The best thing about making theater in New York is meeting people who make theater in New York. In the few short years I’ve been making work here, I’ve been privileged enough to collaborate with dozens of incredibly talented individuals, not a dud among them!
This one is no exception.
Anne danced her way into my life at an audition for my theater company’s show Readymade Cabaret (no, literally, she danced… we made them DANCE at auditions even though it was a theater performance. To this day I assume she’s a professional dancer – right, Anne?) and I have been desperate to keep her here (in my life) ever since! Not only is she a wickedly talented actress, she’s also become a dear friend, and I count myself very, very lucky to know her.
I easily could have made Type What Now a solo show, and forced you all to stare at my face for 90 minutes, but to be honest, that was never really on the table. From the moment I visualized the play, I knew I wanted someone else for you guys to look at. And let’s face it, she’s pretty easy on the eyes 😉
OK, I promise I’m done being a mega objectifying creep. To be honest, what I love most about Anne is how versatile and game for anything she is. We really put her through the ringer in Readymade Cabaret (see above photos!!) — she played a rat, Oedipus, and about a million other characters, and when she wasn’t doing that, we had her standing on a chair, leaning awkwardly against a column.

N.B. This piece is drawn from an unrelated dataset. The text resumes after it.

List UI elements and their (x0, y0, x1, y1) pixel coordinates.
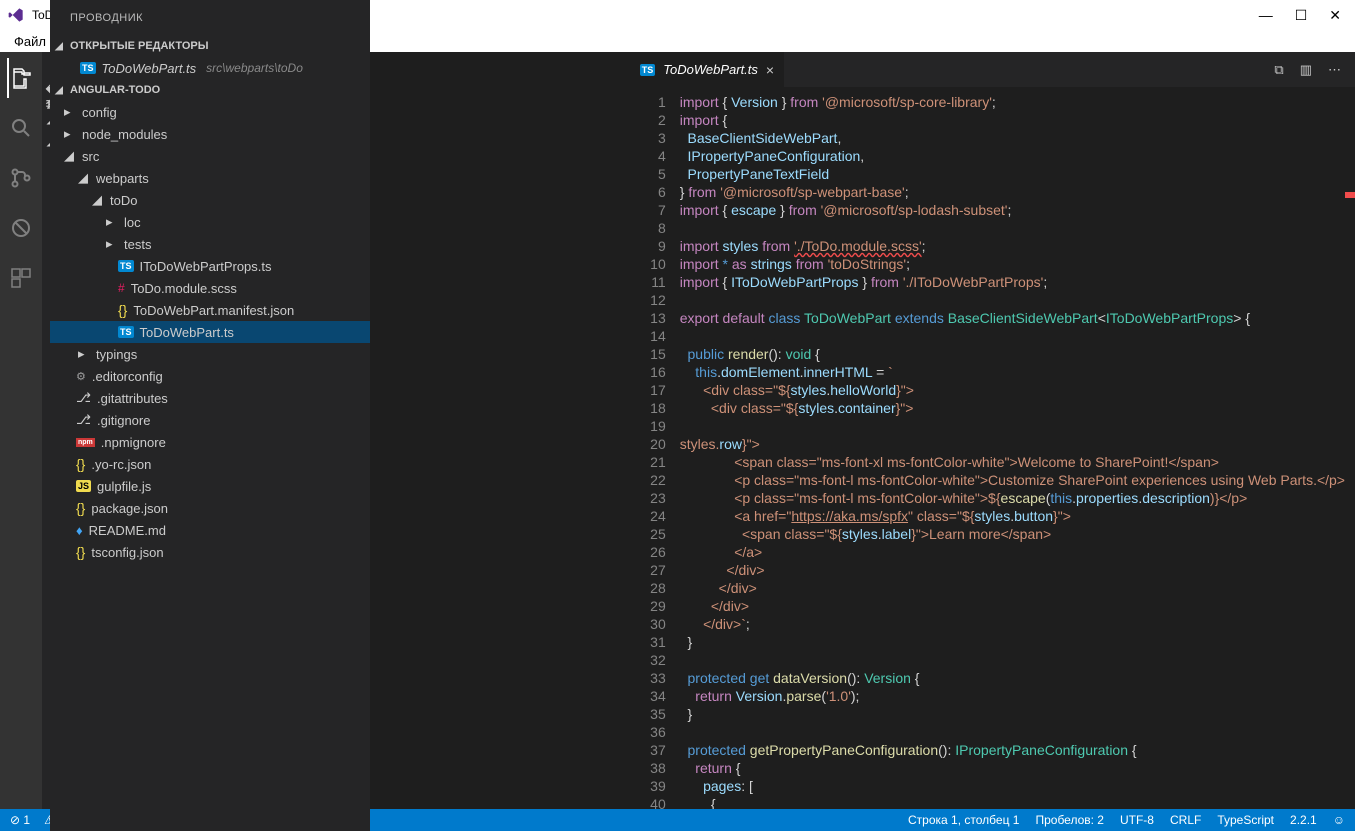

And dang, did she make it look effortless.
I haven’t made it any easier on her for Type What Now — I was working on the program this afternoon and spent a good deal of time wondering how to bill her — right now, her “character” is listed as “Everyone Else”. That’s right – I play myself, and Anne plays LITERALLY EVERYONE ELSE. I haven’t counted all of her roles, but she’s got a lot, and she’ll be acting her tail off in order to populate my story.
Behold one of the ridiculous texts I send to Anne at a frequency that is embarrassing to admit:
Who else could you send that to, and have them answer you “No problem!” (which she did, by the way).
This play is not easy for me. I haven’t acted in…oh, years (with one exception made for someone I love very dearly), and this material literally could not be more painful to present. Quite frankly, I don’t know if I could make it alone onstage, doing this thing by myself. As I’ve woken up in cold sweats about this project over the last few weeks (no joke), one of the few moments of relief I have is remembering that, when it comes to standing on that stage, I WONT be alone: I’ve got someone I love and trust very much backing me up. Hey, if worst comes to worst and I pee myself and run offstage in shame/horror, Anne can just explain that diabetes does that to actors (no, really… err…I promise…) and then smile at you all until you forgive me.